The theological issues aside… As others said, you deserve more than being lied to. :frowning: he seems to have some issues with commitment that are quite serious. Its also really terrible that he kept lying to you. The fact that he also doesn’t care about the girl in India, is a red flag - again issues with commitment. I would run the other way.

You need to be honest with yourself, this man clearly feels no commitment to you whatsoever.

Don’t do it, stay away…speaking from experience

Yes it’s wrong for you to be with him. It’s bigamy on his part. You would not be able to sponsor him for a green card because he’s a bigamist, and it would be fraudulent.

You’ve only known this person a year and 3 months, yet you married him twice in that period of time while he was married to two other women.

He’s a bigamist.

You need to end it, and be happy he’s out of the country. Your “marriage” isn’t valid because he’s married to someone else.

Visit your local parish Catholic Church and pray a LOT.

Just say the word “help”.

Many Catholic parishes have various adult education classes and one day mini-retreats.

Use these as opportunities to pray.

I was in a relationship with a serial liar like this. No good will come of it. You deserve someone who will love you honestly and fully.

God bless you. Go to Him in prayer for strength. :gopray:

In the eyes of God and the law of the United States, you have never been married to him, and he has never been married to you.

He is a polygamist. He has one wife in God’s eyes, and other wives in his religion’s eyes. In God’s eyes, he is continually committing adultery.

Jesus said, “Have you not read that He Who made man, from the beginning, made them male and female?” And he said: “For this cause shall a man leave father and mother, and shall cleave to his wife, and they two shall be in one flesh. Therefore now they are not two, but one flesh. What therefore God has joined together, let no man put asunder.”

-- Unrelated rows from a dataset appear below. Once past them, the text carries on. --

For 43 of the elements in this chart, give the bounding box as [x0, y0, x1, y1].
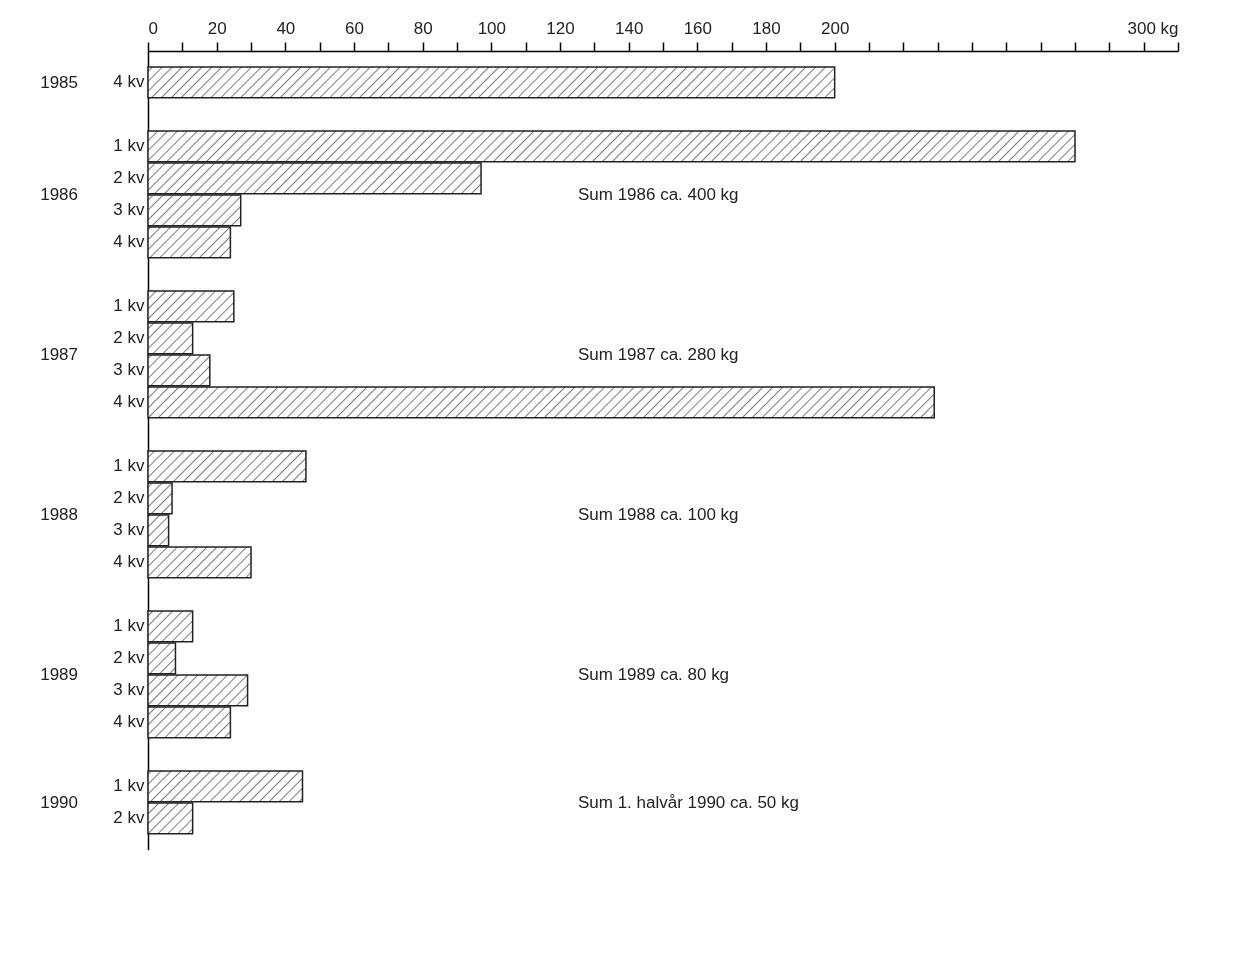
y-tick-label: 3 kv: [113, 360, 145, 380]
text: 1985: [40, 73, 78, 92]
text: 1986: [40, 185, 78, 204]
annotation: Sum 1. halvår 1990 ca. 50 kg: [578, 793, 799, 812]
y-tick-label: 1 kv: [113, 776, 145, 796]
y-tick-label: 4 kv: [113, 552, 145, 572]
y-tick-label: 1 kv: [113, 456, 145, 476]
annotation: Sum 1987 ca. 280 kg: [578, 345, 739, 364]
y-tick-label: 4 kv: [113, 72, 145, 92]
y-tick-label: 2 kv: [113, 328, 145, 348]
x-tick-label: 160: [683, 19, 713, 39]
y-tick-label: 3 kv: [113, 680, 145, 700]
text: 1987: [40, 345, 78, 364]
x-tick-label: 200: [820, 19, 850, 39]
y-tick-label: 3 kv: [113, 200, 145, 220]
annotation: Sum 1986 ca. 400 kg: [578, 185, 739, 204]
annotation: Sum 1989 ca. 80 kg: [578, 665, 730, 684]
x-tick-label: 120: [546, 19, 575, 39]
x-tick-label: 140: [614, 19, 644, 39]
x-tick-label: 300 kg: [1127, 19, 1179, 39]
x-tick-label: 80: [413, 19, 433, 39]
y-tick-label: 2 kv: [113, 488, 145, 508]
x-tick-label: 40: [276, 19, 296, 39]
y-tick-label: 4 kv: [113, 712, 145, 732]
text: 1989: [40, 665, 78, 684]
x-tick-label: 180: [752, 19, 781, 39]
bar: [147, 66, 836, 99]
text: 1990: [40, 793, 78, 812]
y-tick-label: 3 kv: [113, 520, 145, 540]
y-tick-label: 2 kv: [113, 648, 145, 668]
y-tick-label: 1 kv: [113, 296, 145, 316]
y-tick-label: 4 kv: [113, 232, 145, 252]
y-tick-label: 4 kv: [113, 392, 145, 412]
y-tick-label: 2 kv: [113, 168, 145, 188]
y-tick-label: 1 kv: [113, 616, 145, 636]
text: 1988: [40, 505, 78, 524]
annotation: Sum 1988 ca. 100 kg: [578, 505, 739, 524]
x-tick-label: 20: [207, 19, 227, 39]
x-tick-label: 100: [477, 19, 507, 39]
x-tick-label: 0: [148, 19, 158, 39]
y-tick-label: 2 kv: [113, 808, 145, 828]
x-tick-label: 60: [345, 19, 364, 39]
y-tick-label: 1 kv: [113, 136, 145, 156]
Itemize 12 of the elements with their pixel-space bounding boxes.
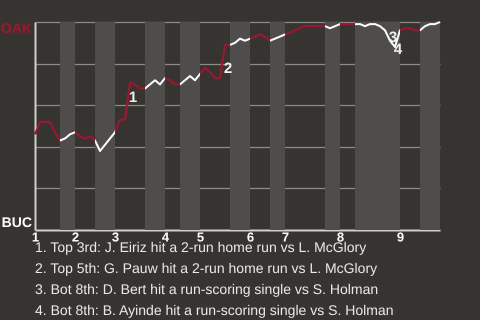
annotation: 2 [224,60,232,77]
x-tick-label: 7 [282,230,290,244]
x-tick-label: 6 [246,230,254,244]
text: 3. Bot 8th: D. Bert hit a run-scoring single vs S. Holman [35,281,378,297]
x-tick-label: 4 [162,230,170,244]
text: 2. Top 5th: G. Pauw hit a 2-run home run vs L. McGlory [35,260,378,276]
text: OAK [0,20,32,36]
text: BUC [2,214,32,230]
text: 4. Bot 8th: B. Ayinde hit a run-scoring single vs S. Holman [35,302,394,318]
x-tick-label: 9 [396,230,404,244]
annotation: 1 [128,89,138,106]
x-tick-label: 5 [196,230,204,244]
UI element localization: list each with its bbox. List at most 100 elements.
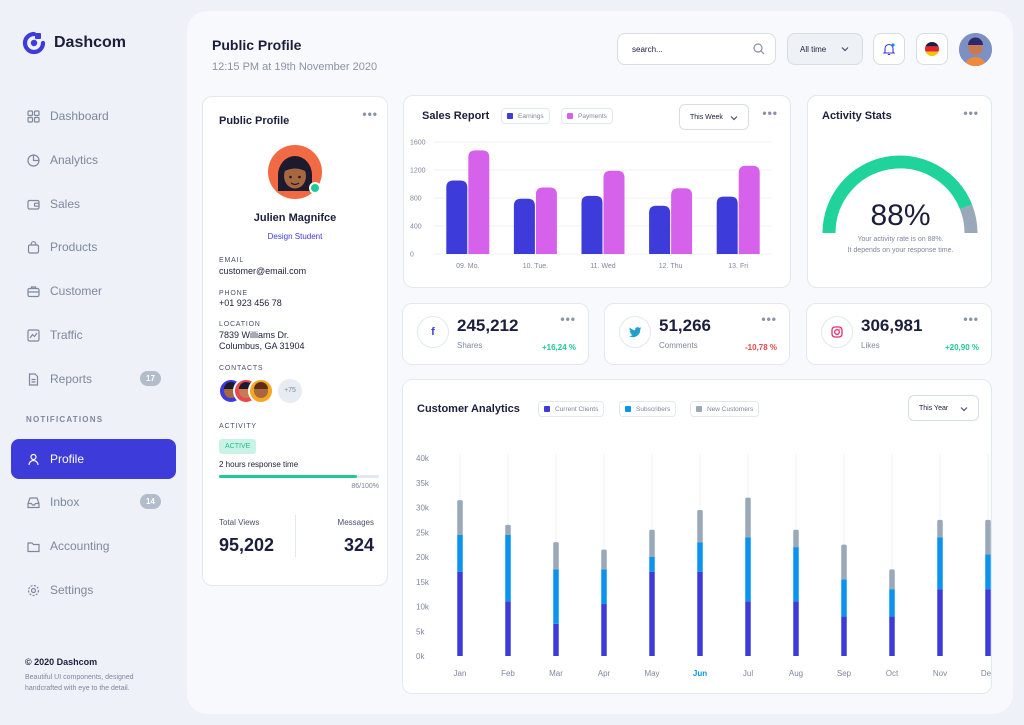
payments-bar bbox=[603, 170, 625, 254]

You have never been one flesh with a husband. Instead, you have been someone on the side, helping this man cheat on that English Muslim woman who is his real wife according to God, and making him feel better about abandoning his other “wife.”

Obviously this man is persuasive, and your own loneliness is persuasive. But this man and his lies are keeping you from finding real happiness and love with someone better. On the other hand, your gullibility is enabling him in his wheel of non-commitment. You are hurting his soul and helping him become a worse person. Worse, you are even funding his sinful lifestyle.

You are not a monster. You are just foolish and easily led. Learn from experience and don’t kick yourself too hard. Just don’t do this silly stuff again. Love someone worthwhile, not just somebody with a convincing line of talk or sexy ways, or someone who makes you feel sorry for him.

So stop preventing his happiness and yours. Break it off.

Don’t listen to him. Change your phone number, your email – and your address if necessary. He has no business being around you, and you have no business being around him. He is an occasion of sin for you, and you are one for him. Make a new life and forget about this creepy loser.

This sounds like a made up story to me. If not, then go talk to your pastor because you have no business marrying ANYONE right now.

Non-Catholics can petition for a decree of nullity. A person does not have to become a Catholic to do so.

The unbaptized also have dissolution of the bond through the Pauline or Petrine privilege as an option.

Not exactly. If they want to marry a baptized non-Catholic they only need permission for a mixed marriage. If they want to marry an unbaptized person they need a dispensation from disparity of cult.

They can also receive a dispensation from form to marry in a non-Catholic setting.

I didn’t know that!

The unbaptized also have dissolution of the bond through the Pauline or Petrine privilege as an option.

Yes, though as I understand this is rare…

Not exactly. If they want to marry a baptized non-Catholic they only need permission for a mixed marriage. If they want to marry an unbaptized person they need a dispensation from disparity of cult.

They can also receive a dispensation from form to marry in a non-Catholic setting.